How do you attach the indices/numerals to a dial? Super glue just seems so classless to me.


----------



## Trayn

I've seen pin holes on the back of the dial. I'm not sure if that's for locating the indices or if they are actually a press fit.


----------



## PappyM3

It’s usually tiny holes, and the indices have pins that fit into the holes. You can then apply an glue/epoxy carefully applied to the back where the pins start to poke through.

If you want to make your own dials and apply indices, it might be difficult making the holes exactly where you need them because of how small they are and how precisely they need to be located. I’m not sure exactly how dial manufacturers do it.
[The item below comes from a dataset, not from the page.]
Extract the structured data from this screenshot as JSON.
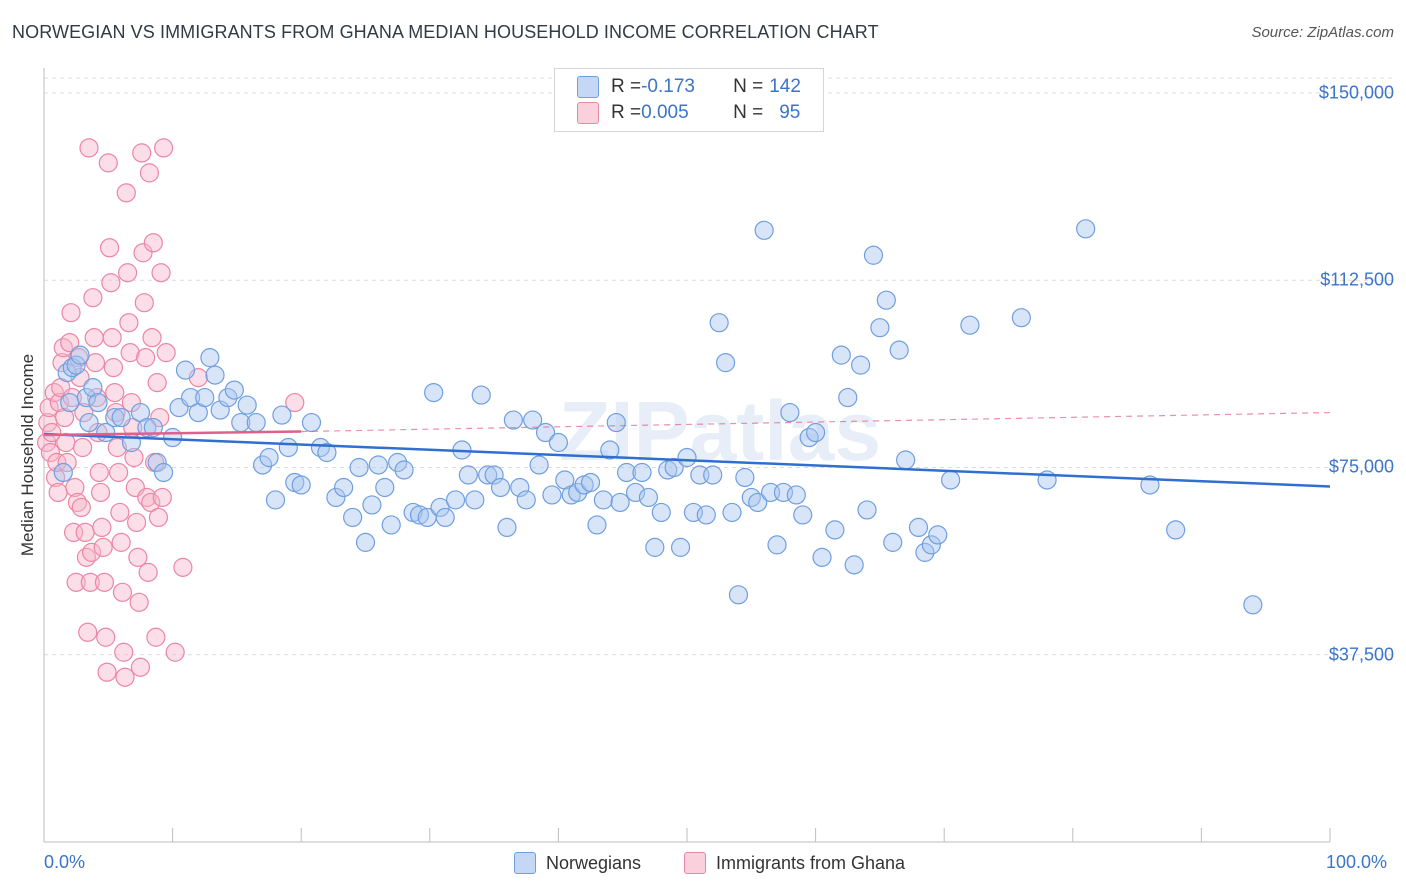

Lasers maybe?


----------



## skipwilliams

PappyM3 said:


> It's usually tiny holes, and the indices have pins that fit into the holes. You can then apply an glue/epoxy carefully applied to the back where the pins start to poke through.
> 
> If you want to make your own dials and apply indices, it might be difficult making the holes exactly where you need them because of how small they are and how precisely they need to be located. I'm not sure exactly how dial manufacturers do it. Lasers maybe?


Likely CNC or gang drilling I would imagine

Skip

Sent from my iPad using Tapatalk


----------



## MechaMind

Pins and holes are the usual way which works best when doing the applica yourself .. together with the dial. If you would not plan to disassemble the dial again the applica are rivetted in tbe classic way


----------



## MechaMind

Backside with pins

https://www.watchuseek.com/asset.php?fid=8116354&uid=244286&d=1485207938

Frontside 
https://www.watchuseek.com/asset.php?fid=8123802&uid=244286&d=1485286820

Dial with holes
https://www.watchuseek.com/asset.php?fid=8130618&uid=244286&d=1485363454

Assembled
https://www.watchuseek.com/asset.php?fid=8141418&uid=244286&d=1485456665

For the pin holes any kind of position drilling is feasible.. even to print the pattern 1:1 on paper and to punch them through to get that drilling marks


----------



## StufflerMike

Cutting is one option

https://www.watchuseek.com/f8/glash...making-4104346-post39326650.html#post39326650


----------



## Shogun506

I once had a number indicator (stick) fall off of a dial of one of my watches. I opened it up to try and get it back onto the dial and I was was worried I would not be able to place it properly. I was surprised to find it had a tiny foot at slipped into an unseen pinhole on the dial and therefore was super easy to place into proper position. The holes don't have to go through the dial to be effective.


----------